Our last day is exploring another end of the park, past Lake McDonald where we end up enjoying a few falls and nearly tumbling into the rushing river before me, which would have made a very interesting engagement story, but instead I’m able to (very fashionably) bring myself to a smooth stop just feet before the waters would have taken me. I ponder momentarily if I’d have even cared about the wet dip if I didn’t have my camera strapped around me, then proceed back to the shoreline and off the slick rock I’d slid down.

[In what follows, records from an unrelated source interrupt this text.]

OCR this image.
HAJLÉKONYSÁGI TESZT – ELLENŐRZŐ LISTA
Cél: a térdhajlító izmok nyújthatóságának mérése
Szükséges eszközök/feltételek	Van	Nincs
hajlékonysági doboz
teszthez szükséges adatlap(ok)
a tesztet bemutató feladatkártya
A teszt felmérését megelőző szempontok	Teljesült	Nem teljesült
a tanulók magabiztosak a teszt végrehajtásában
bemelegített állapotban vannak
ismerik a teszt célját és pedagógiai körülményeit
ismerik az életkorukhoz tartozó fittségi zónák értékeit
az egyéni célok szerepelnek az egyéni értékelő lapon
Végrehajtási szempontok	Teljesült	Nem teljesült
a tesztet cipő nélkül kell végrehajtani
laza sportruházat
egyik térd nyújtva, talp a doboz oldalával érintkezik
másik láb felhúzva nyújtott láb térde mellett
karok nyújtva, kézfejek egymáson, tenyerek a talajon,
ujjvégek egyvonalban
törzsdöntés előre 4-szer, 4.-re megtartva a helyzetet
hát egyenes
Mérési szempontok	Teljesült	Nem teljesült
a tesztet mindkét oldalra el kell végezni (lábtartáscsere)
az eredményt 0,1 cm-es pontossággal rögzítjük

Finally, on the way home, we stop by the P.I.G. once more as I nurse a miserable hangover away from my soul, and we drop off Jackie at the airport again. Not far from Butte we stop by a water access, and I get what I really came for: Silence, fishing on Montana waters in beautifully warm weather in the middle of the most lovely valley I’ve ever fished. I don’t take much out of the water, but I do catch what I came for: A native Westslope Cutthroat, and a small brown trout. It feels like just as we arrive, we need to head on again, and we burn down the road once more, deep into the night and finally arriving at our home near midnight. All’s well on the homestead, except the tomato and pepper plants that seem to all have died over the heavy water week. But none of that matters anymore, because now I’m an engaged man, and life finally seems to be in a state of balance, where the love is real and joy is daily. Thank you Taylor: I love you.